At the outset, the government argues—and Flores-Landaverry does not dispute—
that he failed administratively to exhaust three of the arguments he raises in his petition
to this court. Before the BIA, Flores-Landaverry argued only that the IJ failed adequately
to weigh the evidence of his post-conviction rehabilitation in deciding whether to grant
him a waiver of inadmissibility. He did not argue that the IJ failed first to consider his
statutory eligibility for adjustment of status, conflated the hardship standards for
adjustment and waiver, and erred in finding no evidence that he would be unable to
support his family in Peru. Accordingly, we decline to consider those arguments here.

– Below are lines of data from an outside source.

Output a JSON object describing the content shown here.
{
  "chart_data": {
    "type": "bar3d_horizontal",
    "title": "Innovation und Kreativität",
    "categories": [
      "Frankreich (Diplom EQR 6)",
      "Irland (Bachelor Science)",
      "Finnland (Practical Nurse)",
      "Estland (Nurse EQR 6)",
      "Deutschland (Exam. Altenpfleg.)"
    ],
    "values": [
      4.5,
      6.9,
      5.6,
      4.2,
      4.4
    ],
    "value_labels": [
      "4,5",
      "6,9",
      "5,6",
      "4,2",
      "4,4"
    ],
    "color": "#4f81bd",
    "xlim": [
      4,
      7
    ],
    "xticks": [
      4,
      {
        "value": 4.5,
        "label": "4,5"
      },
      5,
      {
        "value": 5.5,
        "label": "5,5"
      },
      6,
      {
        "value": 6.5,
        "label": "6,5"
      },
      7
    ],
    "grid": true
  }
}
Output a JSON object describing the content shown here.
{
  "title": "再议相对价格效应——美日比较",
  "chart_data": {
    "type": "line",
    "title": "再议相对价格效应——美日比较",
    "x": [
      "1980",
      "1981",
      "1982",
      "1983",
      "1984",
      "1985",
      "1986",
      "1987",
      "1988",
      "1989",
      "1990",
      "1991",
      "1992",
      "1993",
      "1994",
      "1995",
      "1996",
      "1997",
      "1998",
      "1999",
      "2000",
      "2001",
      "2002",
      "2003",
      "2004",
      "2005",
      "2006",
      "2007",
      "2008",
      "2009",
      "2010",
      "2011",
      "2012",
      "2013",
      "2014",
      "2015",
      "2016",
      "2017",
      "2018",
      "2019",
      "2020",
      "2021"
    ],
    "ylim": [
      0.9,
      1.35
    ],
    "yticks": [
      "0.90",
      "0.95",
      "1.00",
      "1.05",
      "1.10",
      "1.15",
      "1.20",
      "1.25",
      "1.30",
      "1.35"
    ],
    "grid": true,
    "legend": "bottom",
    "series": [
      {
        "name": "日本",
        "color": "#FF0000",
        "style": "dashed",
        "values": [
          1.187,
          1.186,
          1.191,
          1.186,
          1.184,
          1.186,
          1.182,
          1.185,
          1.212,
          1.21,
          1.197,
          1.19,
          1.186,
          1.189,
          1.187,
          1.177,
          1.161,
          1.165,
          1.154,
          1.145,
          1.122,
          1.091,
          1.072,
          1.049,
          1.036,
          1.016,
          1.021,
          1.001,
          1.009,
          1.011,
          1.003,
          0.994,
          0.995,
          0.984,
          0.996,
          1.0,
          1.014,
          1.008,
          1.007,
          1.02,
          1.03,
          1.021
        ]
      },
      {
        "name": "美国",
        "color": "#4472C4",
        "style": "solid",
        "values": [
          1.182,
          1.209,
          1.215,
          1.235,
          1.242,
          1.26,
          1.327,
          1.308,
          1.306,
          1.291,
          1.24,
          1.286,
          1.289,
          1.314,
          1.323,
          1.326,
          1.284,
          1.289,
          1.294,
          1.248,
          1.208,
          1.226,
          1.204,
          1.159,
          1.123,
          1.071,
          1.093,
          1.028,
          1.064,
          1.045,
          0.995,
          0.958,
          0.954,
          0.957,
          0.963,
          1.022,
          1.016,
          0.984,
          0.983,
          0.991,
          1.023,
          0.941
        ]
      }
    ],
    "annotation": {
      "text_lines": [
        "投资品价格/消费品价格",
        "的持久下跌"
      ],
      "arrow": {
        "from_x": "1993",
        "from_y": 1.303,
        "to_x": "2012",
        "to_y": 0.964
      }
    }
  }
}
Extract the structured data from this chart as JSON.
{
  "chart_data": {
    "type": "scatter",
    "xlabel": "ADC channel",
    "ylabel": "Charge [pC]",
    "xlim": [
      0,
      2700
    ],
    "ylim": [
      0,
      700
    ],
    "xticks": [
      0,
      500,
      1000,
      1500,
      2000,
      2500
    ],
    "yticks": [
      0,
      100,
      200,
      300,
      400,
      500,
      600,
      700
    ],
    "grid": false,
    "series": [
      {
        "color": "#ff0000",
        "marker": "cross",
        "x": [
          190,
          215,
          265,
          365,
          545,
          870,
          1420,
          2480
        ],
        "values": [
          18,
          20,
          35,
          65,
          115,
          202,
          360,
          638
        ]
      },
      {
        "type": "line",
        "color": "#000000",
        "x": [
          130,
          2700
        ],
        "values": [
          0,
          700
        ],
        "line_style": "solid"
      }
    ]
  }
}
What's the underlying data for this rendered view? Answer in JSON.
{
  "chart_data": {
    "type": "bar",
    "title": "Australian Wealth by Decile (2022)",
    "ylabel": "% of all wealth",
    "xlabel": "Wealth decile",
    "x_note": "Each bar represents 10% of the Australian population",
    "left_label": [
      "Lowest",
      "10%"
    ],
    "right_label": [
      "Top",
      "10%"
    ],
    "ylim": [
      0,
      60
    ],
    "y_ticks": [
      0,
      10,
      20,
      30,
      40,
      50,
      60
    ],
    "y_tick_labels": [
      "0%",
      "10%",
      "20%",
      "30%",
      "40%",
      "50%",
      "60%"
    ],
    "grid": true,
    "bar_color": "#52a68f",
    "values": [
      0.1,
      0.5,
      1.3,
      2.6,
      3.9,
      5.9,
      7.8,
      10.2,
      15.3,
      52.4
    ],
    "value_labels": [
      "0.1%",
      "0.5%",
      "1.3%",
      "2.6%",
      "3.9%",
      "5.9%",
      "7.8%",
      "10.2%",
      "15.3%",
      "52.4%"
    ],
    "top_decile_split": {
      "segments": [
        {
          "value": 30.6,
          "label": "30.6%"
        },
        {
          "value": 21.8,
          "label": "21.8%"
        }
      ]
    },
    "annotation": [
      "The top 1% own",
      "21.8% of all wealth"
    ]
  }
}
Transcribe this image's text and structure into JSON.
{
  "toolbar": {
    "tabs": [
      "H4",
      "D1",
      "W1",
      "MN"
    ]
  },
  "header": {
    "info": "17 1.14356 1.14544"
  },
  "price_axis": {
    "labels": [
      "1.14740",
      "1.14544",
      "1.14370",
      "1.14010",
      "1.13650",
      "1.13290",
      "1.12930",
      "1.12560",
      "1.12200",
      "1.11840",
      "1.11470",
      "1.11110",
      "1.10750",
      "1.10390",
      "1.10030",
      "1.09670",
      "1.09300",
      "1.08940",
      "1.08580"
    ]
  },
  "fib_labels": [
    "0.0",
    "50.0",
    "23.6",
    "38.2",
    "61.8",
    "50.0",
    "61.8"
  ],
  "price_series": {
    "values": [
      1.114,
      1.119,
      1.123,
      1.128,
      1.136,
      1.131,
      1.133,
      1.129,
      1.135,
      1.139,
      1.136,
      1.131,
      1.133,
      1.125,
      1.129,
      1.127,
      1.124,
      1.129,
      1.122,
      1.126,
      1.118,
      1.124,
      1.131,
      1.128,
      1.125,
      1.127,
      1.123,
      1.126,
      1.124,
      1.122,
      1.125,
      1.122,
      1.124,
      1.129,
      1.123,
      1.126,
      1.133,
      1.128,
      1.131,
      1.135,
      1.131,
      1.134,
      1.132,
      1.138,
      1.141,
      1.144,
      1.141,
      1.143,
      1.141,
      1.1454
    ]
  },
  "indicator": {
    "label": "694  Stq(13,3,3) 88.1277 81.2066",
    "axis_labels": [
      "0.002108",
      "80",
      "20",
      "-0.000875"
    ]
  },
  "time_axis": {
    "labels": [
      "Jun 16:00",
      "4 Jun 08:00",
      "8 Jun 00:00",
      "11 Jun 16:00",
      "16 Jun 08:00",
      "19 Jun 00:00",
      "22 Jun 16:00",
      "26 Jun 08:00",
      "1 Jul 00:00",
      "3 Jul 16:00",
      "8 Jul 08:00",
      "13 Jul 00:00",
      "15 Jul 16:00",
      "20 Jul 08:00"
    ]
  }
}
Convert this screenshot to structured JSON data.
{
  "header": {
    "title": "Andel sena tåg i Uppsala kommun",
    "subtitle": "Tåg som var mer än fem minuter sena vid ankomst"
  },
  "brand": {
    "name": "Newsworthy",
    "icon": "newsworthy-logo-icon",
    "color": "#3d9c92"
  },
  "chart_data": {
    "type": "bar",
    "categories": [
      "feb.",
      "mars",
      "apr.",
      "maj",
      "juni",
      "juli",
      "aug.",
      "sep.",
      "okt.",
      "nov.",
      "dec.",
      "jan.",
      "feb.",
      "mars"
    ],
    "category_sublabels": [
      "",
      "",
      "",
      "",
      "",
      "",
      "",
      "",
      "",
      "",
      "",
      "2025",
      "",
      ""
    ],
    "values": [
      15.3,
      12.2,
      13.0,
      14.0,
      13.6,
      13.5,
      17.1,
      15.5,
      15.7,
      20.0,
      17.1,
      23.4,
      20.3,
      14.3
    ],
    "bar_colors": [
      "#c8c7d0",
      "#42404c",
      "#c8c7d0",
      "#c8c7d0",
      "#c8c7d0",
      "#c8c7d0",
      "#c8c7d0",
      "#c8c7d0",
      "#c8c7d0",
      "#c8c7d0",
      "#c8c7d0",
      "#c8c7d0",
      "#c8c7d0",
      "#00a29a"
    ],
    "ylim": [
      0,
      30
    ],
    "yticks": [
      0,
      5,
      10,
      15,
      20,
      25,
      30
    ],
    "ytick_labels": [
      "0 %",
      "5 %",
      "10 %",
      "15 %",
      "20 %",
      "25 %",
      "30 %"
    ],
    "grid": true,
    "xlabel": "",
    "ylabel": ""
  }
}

See Zhong v. U.S. Dep’t of Justice,
480 F.3d 104, 123 (2d Cir. 2006) (“To preserve a
claim, we require [p]etitioner to raise issues to the BIA in order to preserve them for
judicial review.” (quoting Foster v. INS,
376 F.3d 75, 78 (2d Cir. 2004))).
As for his preserved argument, Flores-Landaverry cites Matter of Mendez-
Moralez, 21 I. & N. Dec. 296 (BIA 1996), to argue that the IJ erred in concluding that
petitioner failed to establish rehabilitation given his insistence that he is innocent of the
assault to which he pleaded guilty in 2008. See
id. at 304 (explaining that evidence of
rehabilitation is a favorable consideration in waiver determination but that petitioner
claiming innocence may show rehabilitation by other means). We lack jurisdiction to
consider this argument because it is, at bottom, a challenge to the IJ’s determination that
Flores-Landaverry did not show sufficient evidence of rehabilitation after his nine
3
criminal convictions to warrant a favorable exercise of discretion. See Certified
Administrative Record (“CAR”) 56 (explaining that, while living in United States,
Flores-Landaverry “has shown a complete disregard for the law in this country”); see also
Saloum v. U.S. Citizenship & Immig. Servs.,
437 F.3d 238, 243 (2d Cir. 2006)
(explaining that petitioner’s mere assertion that agency failed to apply correct law was
insufficient to establish question of law, and concluding that court lacked jurisdiction to
review petitioner’s argument that essentially challenged IJ’s exercise of discretion in
denying waiver of inadmissibility).
Accordingly, the petition for review is DISMISSED.